Richard F. Ostrow Jr.
kshots at warfaresdl.com
Mon Jun 4 12:08:59 EDT 2007
That's a GNU / MS limitation. Proper operating systems have a single
partition, then "slice" that partition into a nearly infinite number of
"labels". It would be nice if GNU would pick up on this, but I'll admit
that it shouldn't be high on the priority list, either.
Primary partitions are not OS-dependant - This is a BIOS-level limitation.

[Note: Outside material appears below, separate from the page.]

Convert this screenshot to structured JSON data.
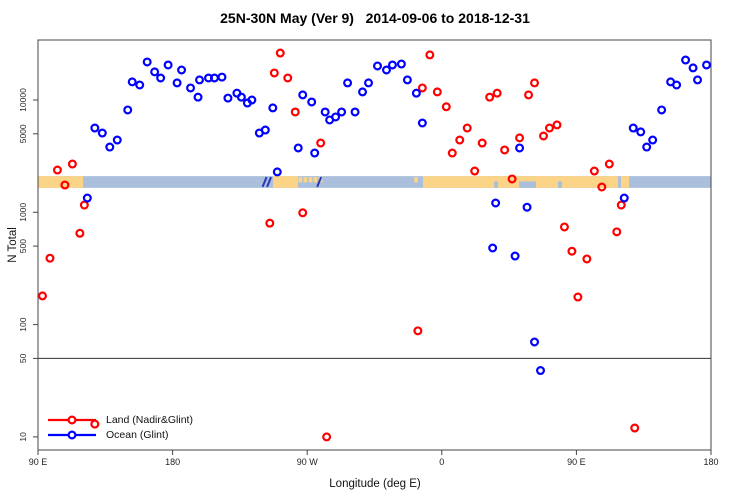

At some point, x86 hardware designers said "nobody will need more than 4
partitions", and limited it to 4. Eventually, someone had the bright idea
of putting a small table at the start of a primary partition which defined
sub-partitions on that partition (logical/extended partition), which
alleviated much of the pain that inevitably followed the 4 partition
limit.
Basically, if you want to deviate from the x86 standard of 4 partitions to
a disk, you will become incompatible with drives that *do* use the 4
partition standard.
Here's how it works. In order to boot, the system BIOS looks at the first
few bytes of a drive for a partition table. This table *must* follow a
standard format, which only allows for 4 partitions. Once this table is
read, the BIOS attempts to execute the MBR section of this disk (also at
the beginning), at which point the OS can get its fingers dirty and do
whatever it wants.
--
Life without passion is death in disguise
On Mon, June 4, 2007 7:45 am, Robin \(Bartow FL\) wrote:
> I have learned that when resources are shared, conflicts come up. It
> applies to public highways, company tools, computer software and hardware.
> A list could go on and on.
>
> Since four partitions are possible, I use the first three for operating
> systems and the last extended partition for storage and linux swap space.
>
> I use the MBR to identify an active partition. A bootloader (as needed)
> resides with partition and OS.
>
> My partition numbers (and share names/locations) are standardized. I can
> install or un-install any choice of distro with a likewise or otherwise
> distro within a LAN with minimal configuration issues.